Важно подчеркнуть тот факт, что внедрение высокотехнологичных систем безопасности требует одновременно наличия специалистов, обладающих навыками их умелого применения и обслуживания. В новом тысячелетии преступность стала более технологична, а потому необходимы не только новые методы и средства борьбы с ней, но и специалисты, владеющие этими средствами и методами. Правоохранительные органы должны быть оснащены и профессионально подготовлены к действиям на опережение7. Таким образом, можно сделать вывод, что отсутствие современного видеооснащения является далеко не единственной проблемой, поскольку данные системы требуют наличия высококвалифицированных кадров как на объектах транспорта, так ив правоохранительных органах, которые обладают более полной компетенцией по предотвращению и реагированию на совершенные правонарушения.

Ситуационные центры

Роль человека, оператора в обеспечении реагирования на информацию с интеллектуальной системы видеонаблюдения и мониторинга на угрозы возникновения чрезвычайных ситуаций и выработке адекватного управляющего решения лица, принимающего решения в процессе ее функционирования, весьма значительна8. Иными словами, ИСВН и ее оператор не могут существовать друг без друга.

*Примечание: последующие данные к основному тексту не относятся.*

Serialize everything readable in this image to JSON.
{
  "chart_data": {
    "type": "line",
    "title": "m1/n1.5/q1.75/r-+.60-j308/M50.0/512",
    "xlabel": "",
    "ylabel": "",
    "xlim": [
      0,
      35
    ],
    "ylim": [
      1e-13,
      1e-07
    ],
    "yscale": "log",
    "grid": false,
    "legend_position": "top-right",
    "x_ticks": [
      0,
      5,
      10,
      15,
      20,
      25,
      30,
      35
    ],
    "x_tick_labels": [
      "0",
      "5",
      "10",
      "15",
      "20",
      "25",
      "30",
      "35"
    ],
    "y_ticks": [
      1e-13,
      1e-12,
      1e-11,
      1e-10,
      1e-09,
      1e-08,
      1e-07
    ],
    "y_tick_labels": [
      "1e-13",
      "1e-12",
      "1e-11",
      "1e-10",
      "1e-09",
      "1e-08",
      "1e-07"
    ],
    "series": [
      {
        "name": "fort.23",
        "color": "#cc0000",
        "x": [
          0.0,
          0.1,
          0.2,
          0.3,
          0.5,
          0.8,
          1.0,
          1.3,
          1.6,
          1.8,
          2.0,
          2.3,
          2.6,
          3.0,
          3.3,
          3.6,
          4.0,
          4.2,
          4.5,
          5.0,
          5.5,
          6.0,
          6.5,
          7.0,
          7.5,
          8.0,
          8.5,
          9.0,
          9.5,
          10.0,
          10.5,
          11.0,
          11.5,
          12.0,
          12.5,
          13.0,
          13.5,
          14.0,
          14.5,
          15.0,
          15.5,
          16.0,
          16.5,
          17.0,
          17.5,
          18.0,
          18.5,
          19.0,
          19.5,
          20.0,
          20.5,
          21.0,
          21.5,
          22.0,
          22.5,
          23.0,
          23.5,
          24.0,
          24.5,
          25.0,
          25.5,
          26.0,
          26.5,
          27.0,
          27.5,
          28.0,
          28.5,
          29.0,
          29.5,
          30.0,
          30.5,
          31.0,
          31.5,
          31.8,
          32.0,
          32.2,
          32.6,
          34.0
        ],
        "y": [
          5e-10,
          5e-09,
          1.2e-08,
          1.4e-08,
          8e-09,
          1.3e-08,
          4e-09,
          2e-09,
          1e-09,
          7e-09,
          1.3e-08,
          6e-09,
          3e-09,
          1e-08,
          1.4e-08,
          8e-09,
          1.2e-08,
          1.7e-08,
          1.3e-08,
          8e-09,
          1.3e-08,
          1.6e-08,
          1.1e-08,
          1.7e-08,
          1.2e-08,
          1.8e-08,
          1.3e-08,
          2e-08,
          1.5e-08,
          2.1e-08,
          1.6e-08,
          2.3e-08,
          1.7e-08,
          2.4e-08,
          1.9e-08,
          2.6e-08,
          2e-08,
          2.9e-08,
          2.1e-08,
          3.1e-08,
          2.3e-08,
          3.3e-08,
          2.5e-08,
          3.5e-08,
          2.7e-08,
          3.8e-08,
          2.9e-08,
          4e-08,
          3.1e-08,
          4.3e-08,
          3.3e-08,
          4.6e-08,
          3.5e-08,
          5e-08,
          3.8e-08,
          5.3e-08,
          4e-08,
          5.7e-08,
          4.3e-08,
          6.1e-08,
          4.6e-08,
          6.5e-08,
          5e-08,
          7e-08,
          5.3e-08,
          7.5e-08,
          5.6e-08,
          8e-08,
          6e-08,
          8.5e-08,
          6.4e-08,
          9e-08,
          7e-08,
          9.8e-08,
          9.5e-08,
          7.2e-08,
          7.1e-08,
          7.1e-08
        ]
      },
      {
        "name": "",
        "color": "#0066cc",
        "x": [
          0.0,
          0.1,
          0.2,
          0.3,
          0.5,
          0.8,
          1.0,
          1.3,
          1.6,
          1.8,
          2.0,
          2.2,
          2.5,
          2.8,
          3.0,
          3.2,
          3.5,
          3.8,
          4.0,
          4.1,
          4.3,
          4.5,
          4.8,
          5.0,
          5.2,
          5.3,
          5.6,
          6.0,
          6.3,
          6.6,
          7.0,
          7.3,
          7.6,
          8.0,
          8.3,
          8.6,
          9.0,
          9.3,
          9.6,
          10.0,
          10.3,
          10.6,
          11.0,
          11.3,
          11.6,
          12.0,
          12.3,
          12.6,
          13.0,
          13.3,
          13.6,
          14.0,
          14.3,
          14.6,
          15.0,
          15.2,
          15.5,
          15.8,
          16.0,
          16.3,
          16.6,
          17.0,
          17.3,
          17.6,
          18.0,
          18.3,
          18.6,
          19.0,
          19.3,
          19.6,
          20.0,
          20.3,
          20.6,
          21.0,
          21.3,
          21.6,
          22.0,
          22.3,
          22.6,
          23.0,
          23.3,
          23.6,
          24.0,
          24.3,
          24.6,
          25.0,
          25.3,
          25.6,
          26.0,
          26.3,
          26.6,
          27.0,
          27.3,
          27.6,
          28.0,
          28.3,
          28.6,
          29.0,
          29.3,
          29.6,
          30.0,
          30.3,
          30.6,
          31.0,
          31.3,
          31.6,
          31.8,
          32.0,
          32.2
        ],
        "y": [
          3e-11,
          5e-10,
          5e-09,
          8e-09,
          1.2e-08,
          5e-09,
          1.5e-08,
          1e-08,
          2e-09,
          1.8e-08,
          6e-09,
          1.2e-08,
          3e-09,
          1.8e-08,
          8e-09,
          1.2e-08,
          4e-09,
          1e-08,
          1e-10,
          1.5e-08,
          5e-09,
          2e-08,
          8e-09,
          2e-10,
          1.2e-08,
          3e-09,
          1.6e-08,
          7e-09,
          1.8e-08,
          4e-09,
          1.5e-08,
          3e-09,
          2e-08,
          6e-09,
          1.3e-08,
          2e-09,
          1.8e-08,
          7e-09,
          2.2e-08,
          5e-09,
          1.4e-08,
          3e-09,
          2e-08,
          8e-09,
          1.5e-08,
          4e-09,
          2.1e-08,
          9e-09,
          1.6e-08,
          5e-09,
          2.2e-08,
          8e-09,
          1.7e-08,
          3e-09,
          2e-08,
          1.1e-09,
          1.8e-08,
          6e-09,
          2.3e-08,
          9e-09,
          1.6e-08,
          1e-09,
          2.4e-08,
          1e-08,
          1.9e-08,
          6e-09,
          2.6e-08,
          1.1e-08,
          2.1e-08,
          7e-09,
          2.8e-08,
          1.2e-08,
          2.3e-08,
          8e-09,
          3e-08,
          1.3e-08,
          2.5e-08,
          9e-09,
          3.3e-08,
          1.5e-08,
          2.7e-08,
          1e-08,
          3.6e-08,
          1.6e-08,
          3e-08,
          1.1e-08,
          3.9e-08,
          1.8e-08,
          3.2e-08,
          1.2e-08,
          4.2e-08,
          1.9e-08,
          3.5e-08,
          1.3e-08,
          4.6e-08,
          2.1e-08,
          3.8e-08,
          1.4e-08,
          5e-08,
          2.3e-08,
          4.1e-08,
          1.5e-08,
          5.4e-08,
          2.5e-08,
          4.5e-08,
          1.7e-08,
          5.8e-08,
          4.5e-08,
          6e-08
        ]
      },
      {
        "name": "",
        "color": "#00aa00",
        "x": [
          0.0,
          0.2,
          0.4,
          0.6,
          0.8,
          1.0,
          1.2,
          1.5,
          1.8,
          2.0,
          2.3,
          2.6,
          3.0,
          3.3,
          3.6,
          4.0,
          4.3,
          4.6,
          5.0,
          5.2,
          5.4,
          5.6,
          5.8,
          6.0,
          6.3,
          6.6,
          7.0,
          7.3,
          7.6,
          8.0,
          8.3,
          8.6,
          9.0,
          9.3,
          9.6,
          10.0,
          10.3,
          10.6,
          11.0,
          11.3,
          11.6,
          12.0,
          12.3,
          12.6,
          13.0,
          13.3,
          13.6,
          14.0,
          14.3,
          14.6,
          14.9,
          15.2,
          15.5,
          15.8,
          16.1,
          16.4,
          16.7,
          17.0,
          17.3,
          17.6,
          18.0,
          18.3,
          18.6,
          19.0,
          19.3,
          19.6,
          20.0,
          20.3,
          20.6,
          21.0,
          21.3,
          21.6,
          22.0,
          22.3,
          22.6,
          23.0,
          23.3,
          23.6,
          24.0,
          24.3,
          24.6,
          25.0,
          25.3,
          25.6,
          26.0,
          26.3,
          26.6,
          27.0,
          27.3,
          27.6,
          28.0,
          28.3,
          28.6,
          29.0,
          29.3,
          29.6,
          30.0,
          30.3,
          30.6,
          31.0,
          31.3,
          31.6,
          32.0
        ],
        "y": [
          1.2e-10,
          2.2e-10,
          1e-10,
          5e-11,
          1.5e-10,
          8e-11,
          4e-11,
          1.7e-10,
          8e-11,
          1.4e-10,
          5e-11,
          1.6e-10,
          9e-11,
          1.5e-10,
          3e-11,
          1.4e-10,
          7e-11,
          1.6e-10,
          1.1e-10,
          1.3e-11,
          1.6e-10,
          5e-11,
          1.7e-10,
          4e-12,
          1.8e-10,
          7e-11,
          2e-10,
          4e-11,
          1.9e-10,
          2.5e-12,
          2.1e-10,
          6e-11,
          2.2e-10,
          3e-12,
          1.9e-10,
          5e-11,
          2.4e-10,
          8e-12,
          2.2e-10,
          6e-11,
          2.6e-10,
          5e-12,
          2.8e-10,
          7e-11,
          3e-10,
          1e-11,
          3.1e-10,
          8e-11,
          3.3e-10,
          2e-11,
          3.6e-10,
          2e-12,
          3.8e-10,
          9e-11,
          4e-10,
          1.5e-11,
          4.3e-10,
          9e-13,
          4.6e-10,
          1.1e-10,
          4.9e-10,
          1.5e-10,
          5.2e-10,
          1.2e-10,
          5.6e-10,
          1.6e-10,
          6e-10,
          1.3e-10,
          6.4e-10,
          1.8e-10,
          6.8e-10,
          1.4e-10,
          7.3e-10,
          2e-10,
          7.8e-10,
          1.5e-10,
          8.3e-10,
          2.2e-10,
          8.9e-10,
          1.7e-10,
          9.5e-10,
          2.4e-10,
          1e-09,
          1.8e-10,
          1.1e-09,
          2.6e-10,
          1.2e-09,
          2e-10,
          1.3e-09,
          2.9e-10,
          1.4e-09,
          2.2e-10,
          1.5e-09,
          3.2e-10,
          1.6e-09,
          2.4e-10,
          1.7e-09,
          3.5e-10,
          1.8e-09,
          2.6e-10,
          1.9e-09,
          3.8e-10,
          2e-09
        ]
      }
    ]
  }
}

Собственно говоря, выделение и оснащение ситуационного центра, куда поступает и обрабатывается вся информация с видеокамер, является еще одной причиной, почему многие транспортные предприятия не заинтересованы в дополнительных затратах.

рис1 (4)-2Система распознавания лиц

В зависимости от размеров предприятия определяется и местонахождение такого ситуационного центра. Если у организации всего один объект транспортной инфраструктуры, то логично расположение центра управления видеонаблюдением на самом объекте. Если же несколько объектов находятся в ведении одного хозяйствующего субъекта, то снова логичным решением является оснащение отдельного централизованного ситуационного центра, куда поступает информация от каждого объекта. Так поступили Московский и Петербургский метрополитены.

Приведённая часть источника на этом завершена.